= Theft or bribery concerning programs receiving Federal funds =

Theft or bribery concerning programs receiving federal funds (sometimes referred to as program fraud or program bribery) is a federal crime under . The purpose of this statute is protect the integrity of the vast sums of money distributed through federal programs. The section is designed to facilitate the prosecution of persons who steal money or otherwise divert property or services from state and local governments or private organizations—for example, universities, foundations and business corporations—that receive large amounts of federal funds.

==Definition of offense==
Subsection (a)(1)(A) of Section 666 prohibits the embezzlement, stealing, obtaining by fraud or otherwise unauthorized conversion to the use of any person other than the rightful owner or the intentional misapplication of property having a value of $5,000 or more by an agent, typically an employee, of an organization or of a state, local or Indian tribal government agency that receives $10,000 or more annually in federal assistance. The maximum penalty is imprisonment for 10 years and a fine of the greater of $100,000 or twice the amount obtained in violation of the section.

Subsection (a)(1)(B) prohibits such agents and employees from soliciting or accepting bribes and gratuities in connection with any business transaction involving $5,000 or more.

Subsection (a)(2) prohibits anyone from offering bribes and gratuities in connection with any business transaction involving $5,000 or more.

==Bribery==
In the US federal criminal code, bribery by public officials is defined in Title 18 of the United States Code, § 201.
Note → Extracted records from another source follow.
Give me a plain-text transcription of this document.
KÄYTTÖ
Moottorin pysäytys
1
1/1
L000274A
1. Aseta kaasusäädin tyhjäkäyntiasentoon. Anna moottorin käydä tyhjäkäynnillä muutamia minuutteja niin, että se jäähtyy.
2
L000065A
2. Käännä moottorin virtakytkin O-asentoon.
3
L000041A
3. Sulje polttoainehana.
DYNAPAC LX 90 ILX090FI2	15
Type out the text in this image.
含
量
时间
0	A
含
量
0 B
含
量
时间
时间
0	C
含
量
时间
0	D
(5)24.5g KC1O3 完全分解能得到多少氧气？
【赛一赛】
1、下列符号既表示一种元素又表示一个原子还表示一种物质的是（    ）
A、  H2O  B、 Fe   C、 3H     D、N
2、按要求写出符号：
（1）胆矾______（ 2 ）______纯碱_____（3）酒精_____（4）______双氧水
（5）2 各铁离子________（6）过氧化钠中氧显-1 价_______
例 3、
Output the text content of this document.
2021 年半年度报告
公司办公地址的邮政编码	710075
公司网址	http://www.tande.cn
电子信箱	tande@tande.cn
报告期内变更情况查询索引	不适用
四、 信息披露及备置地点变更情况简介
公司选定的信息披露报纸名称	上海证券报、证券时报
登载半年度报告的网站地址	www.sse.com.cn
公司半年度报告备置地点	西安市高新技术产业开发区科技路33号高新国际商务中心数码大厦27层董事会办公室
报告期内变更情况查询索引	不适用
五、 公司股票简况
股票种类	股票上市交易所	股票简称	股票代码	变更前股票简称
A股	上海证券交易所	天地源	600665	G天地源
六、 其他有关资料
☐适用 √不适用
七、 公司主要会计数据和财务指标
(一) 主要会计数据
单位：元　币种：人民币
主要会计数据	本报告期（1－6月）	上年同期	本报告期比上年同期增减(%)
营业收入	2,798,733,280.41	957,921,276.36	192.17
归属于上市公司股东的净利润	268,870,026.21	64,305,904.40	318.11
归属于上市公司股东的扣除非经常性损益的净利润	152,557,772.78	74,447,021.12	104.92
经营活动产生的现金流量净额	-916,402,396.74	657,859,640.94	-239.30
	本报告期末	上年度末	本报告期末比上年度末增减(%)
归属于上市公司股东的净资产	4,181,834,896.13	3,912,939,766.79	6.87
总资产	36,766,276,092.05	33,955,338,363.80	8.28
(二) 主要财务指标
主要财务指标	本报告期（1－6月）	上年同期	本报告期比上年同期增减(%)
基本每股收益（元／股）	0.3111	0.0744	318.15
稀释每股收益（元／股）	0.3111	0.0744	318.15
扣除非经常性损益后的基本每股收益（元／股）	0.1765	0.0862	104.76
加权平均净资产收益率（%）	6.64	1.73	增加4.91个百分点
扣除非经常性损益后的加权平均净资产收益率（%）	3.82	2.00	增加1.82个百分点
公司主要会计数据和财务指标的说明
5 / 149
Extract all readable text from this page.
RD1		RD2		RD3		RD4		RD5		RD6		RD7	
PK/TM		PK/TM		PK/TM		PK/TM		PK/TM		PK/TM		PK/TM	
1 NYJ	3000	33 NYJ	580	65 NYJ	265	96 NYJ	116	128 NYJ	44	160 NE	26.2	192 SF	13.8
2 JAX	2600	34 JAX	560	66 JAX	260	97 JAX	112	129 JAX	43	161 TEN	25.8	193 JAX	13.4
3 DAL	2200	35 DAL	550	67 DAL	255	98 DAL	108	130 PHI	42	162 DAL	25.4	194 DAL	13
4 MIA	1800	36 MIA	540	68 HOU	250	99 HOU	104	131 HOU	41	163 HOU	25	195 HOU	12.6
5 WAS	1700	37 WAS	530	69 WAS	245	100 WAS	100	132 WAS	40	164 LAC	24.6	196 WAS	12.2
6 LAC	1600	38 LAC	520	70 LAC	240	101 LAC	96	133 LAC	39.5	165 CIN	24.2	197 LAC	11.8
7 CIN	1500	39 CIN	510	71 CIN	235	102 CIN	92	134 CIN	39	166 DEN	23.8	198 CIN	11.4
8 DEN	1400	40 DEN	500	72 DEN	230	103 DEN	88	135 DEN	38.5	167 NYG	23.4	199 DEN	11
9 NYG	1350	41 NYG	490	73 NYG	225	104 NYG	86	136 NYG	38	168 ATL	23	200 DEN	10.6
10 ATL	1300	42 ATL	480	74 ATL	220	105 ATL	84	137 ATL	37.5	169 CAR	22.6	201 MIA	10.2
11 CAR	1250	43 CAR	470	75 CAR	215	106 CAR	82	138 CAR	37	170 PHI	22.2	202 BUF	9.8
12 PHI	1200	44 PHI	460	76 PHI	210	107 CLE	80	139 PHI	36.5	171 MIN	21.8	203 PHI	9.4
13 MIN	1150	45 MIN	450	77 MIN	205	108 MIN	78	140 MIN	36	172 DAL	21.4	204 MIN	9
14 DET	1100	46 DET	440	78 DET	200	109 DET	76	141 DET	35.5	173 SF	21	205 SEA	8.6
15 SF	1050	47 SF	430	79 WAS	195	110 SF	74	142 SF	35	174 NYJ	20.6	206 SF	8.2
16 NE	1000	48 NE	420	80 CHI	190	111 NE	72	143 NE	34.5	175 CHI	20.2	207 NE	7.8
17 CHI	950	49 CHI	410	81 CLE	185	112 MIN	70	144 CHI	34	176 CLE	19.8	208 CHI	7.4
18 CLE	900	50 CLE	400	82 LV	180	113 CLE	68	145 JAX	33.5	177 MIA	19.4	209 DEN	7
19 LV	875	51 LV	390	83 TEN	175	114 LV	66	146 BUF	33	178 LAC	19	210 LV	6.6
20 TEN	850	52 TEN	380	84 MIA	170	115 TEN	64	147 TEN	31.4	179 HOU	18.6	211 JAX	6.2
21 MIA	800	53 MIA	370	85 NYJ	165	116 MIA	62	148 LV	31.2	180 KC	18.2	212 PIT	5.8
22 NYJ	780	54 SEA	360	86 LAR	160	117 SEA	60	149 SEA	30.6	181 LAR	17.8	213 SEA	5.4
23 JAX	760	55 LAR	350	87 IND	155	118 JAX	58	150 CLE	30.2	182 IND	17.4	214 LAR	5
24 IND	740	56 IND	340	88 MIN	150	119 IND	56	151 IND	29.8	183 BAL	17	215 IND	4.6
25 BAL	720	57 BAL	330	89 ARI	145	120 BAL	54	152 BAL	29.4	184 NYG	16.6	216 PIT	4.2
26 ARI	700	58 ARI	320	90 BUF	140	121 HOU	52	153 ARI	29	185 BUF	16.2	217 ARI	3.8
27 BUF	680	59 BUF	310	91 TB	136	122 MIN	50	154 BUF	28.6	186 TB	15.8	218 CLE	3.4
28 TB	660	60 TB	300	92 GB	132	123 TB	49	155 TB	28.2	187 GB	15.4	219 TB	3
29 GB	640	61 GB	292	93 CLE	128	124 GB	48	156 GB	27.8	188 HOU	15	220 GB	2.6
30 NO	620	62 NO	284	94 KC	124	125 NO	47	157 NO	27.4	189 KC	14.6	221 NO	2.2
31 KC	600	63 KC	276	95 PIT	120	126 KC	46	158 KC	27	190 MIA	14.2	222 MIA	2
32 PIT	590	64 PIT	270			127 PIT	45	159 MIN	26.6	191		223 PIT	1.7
==Legislative history and purpose==
18 U.S.C § 666 was enacted in 1984. The legislative history of the statute indicates that Congress intended to eliminate a gap in the criminal statutes which made it more difficult to prosecute theft from federally funded programs:

In many cases, such [Sec. 641] prosecution is impossible because title has passed to the recipient before the property is stolen, or the funds are so commingled that the Federal character of the funds cannot be shown. This situation gives rise to a serious gap in the law, since even though title to the monies may have passed, the Federal Government clearly retains a strong interest in assuring the integrity of such program funds. Indeed, a recurring problem in this area (as well as in the related area of bribery of the administrators of such funds) has been that state and local prosecutors are often unwilling to commit their limited resources to pursue such thefts, deeming the United States the principal party aggrieved.

Under prior law, with few exceptions, thefts from such governments or organizations could be prosecuted only under the general theft statute, (which covers theft of U.S. government property), or the statute prohibiting theft of funds under the Comprehensive Employment and Training Act (CETA), . Use of the general theft statute was often precluded because either the title to the property stolen had passed from the federal government before it was stolen or the funds were so commingled that their federal character could not be shown.

Consequently, Congress created a separate offense under 18 U.S.C. § 666 to ensure the integrity of federal program funds administered through private organizations and state, local, or Indian tribal government agencies and to fill an apparent gap in the law that neither 18 U.S.C. § 641 nor § 665 could reach.